Even months are my favorite.
Most science fiction digests are monthlies, but the twins run by Fred Pohl, IF and Galaxy, come out in alternating months. The latter is noteworthy for being the longest regularly published sf magazine, comprising a whopping 196 pages, so big that I need two articles to cover it. Galaxy also happens to be a personal favorite; I've read every issue since the magazine debuted in October 1950 (when it was a smaller monthly).
How does the August 1961 issue fare? Pretty good, so far!
The lead novella, The Gatekeepers, by J.T. McIntosh, portrays an interplanetary war between two worlds linked by a matter-transmission gateway. The setting is interesting and the feel of the story almost Leinsterian. There is an unpolished quality to the piece, though, which I've seen in McIntosh before, as if he dashes off pieces without a final edit when he's writing for the poorer-paying mags (Galaxy dropped its rates in '59; they may have recently gone back up). Three stars.
The whimsical Margaret St. Clair brings us Lochinvar, featuring an adorable Martian pet with the ability to neutralize anger. It's a story that had me completely sold until the abrupt, expositional ending. Did the editor (now Fred Pohl) lose the last few pages and have to reconstruct them? Was the original piece too long? Three stars.
You may remember Bill Doede from his promising first work, Jamieson, about a group of star-exiled teleports who derive their power from a surgically implanted device. The God Next Door is a sequel of sorts, its protagonist one of the prior story's teleports who flits to Alpha Centauri. There, he finds a tribe of regressed primitives, their humanity underscored by the juxtaposition of another alien, the omnipotent, incorporeal whirlwind who claims the world for his own. The plot is simple, and by all rights, it should be a mediocre story. But Doede's got a style I like, and I found myself marking four stars on my data sheet.
R.A. Lafferty's Aloys, on the other hand, about a poverty-stricken but brilliant theoretician, is not as clever as it needs to be. Lafferty's stock-in-trade is his off-beat, whimsical style. It often works, but this time, it grates rather than syncopates. Two stars.
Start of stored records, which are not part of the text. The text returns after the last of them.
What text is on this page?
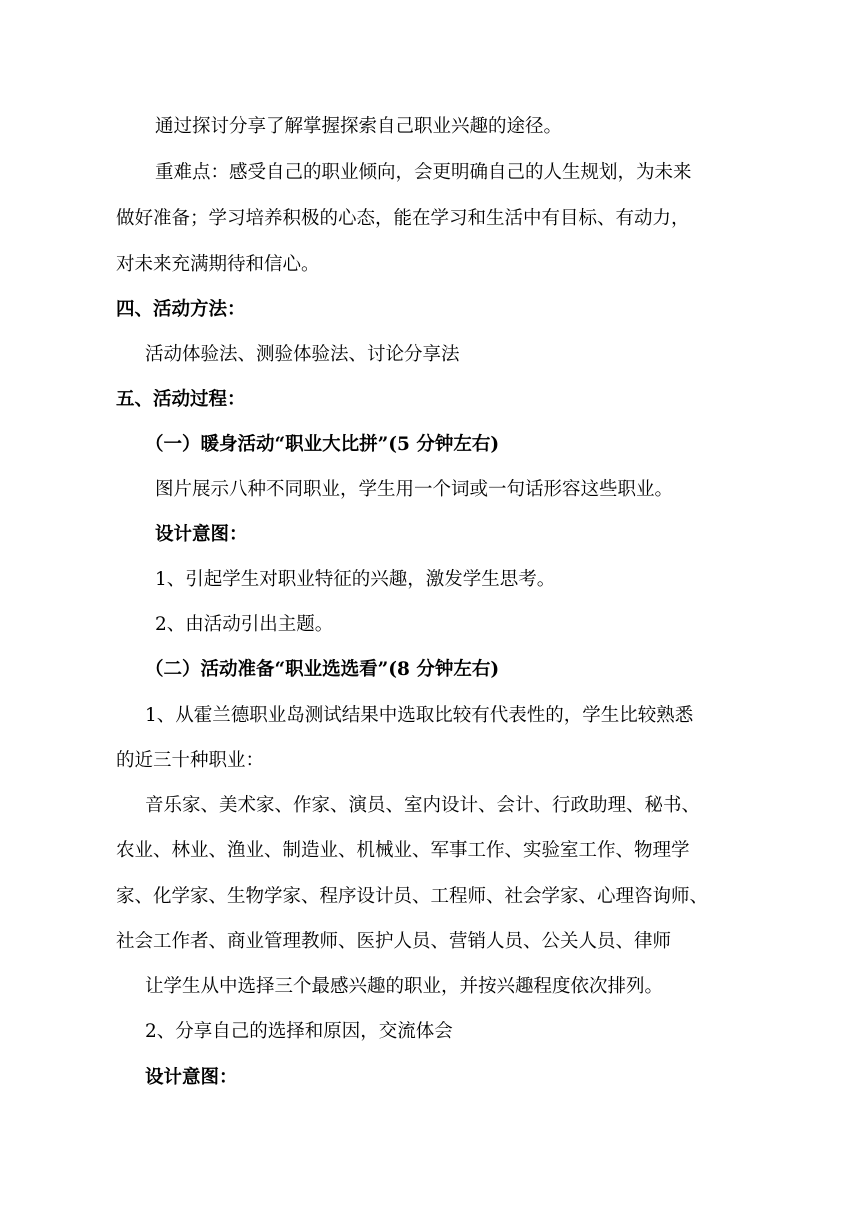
通过探讨分享了解掌握探索自己职业兴趣的途径。
重难点：感受自己的职业倾向，会更明确自己的人生规划，为未来
做好准备；学习培养积极的心态，能在学习和生活中有目标、有动力，
对未来充满期待和信心。
四、活动方法：
活动体验法、测验体验法、讨论分享法
五、活动过程：
（一）暖身活动“职业大比拼”(5 分钟左右)
图片展示八种不同职业，学生用一个词或一句话形容这些职业。
设计意图：
1、引起学生对职业特征的兴趣，激发学生思考。
2、由活动引出主题。
（二）活动准备“职业选选看”(8 分钟左右)
1、从霍兰德职业岛测试结果中选取比较有代表性的，学生比较熟悉
的近三十种职业：
音乐家、美术家、作家、演员、室内设计、会计、行政助理、秘书、
农业、林业、渔业、制造业、机械业、军事工作、实验室工作、物理学
家、化学家、生物学家、程序设计员、工程师、社会学家、心理咨询师、
社会工作者、商业管理教师、医护人员、营销人员、公关人员、律师
让学生从中选择三个最感兴趣的职业，并按兴趣程度依次排列。
2、分享自己的选择和原因，交流体会
设计意图：
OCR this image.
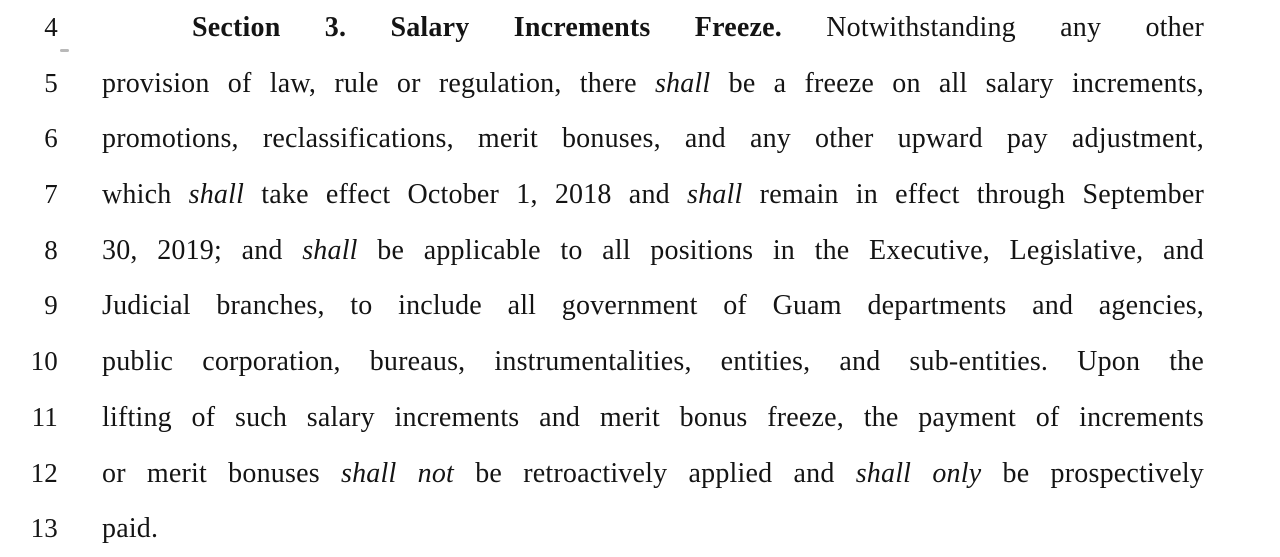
4	Section 3. Salary Increments Freeze. Notwithstanding any other
5 provision of law, rule or regulation, there shall be a freeze on all salary increments,
6 promotions, reclassifications, merit bonuses, and any other upward pay adjustment,
7 which shall take effect October 1, 2018 and shall remain in effect through September
8 30, 2019; and shall be applicable to all positions in the Executive, Legislative, and
9 Judicial branches, to include all government of Guam departments and agencies,
10 public corporation, bureaus, instrumentalities, entities, and sub-entities. Upon the
11 lifting of such salary increments and merit bonus freeze, the payment of increments
12 or merit bonuses shall not be retroactively applied and shall only be prospectively
13 paid.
Now for a piece on a subject near and dear to my heart. As any of my friends will tell you, I spend a lot of time lost in daydream. I think that's a trait common to many writers. My particular habit is to project myself backward in time. It's an easy game to play since so many artifacts of the past endure in the present to serve as linchpins for such fantasies.
But what if these harmless fugues aren't just flights of fancy? What if these overly real memories prove the existence of a past life…or constitute evidence of something more sinister? James Harmon's The Air of Castor Oil, is an exciting story on this topic with a good (if somewhat opaque) ending. Four stars.
It seems that sci-fi poetry is becoming a fad, these days. Galaxy has now joined the trend, offering Sheri S. Eberhart's amusing Extraterrestrial Trilogue. A satiric, almost Carrollian piece. Four stars.
Henry Slesar is a busy young s-f writer who has been published (under one name or another) in most of the sf digests. His latest piece, The Stuff, features a man dying too young and the drug that just might salvage him a life. The twist won't surprise you, but the story is nicely executed, and the title makes sense once you've finished reading. Three stars.
Happy Independence Day, fellow Americans. I'll see you with Part II in just a few days.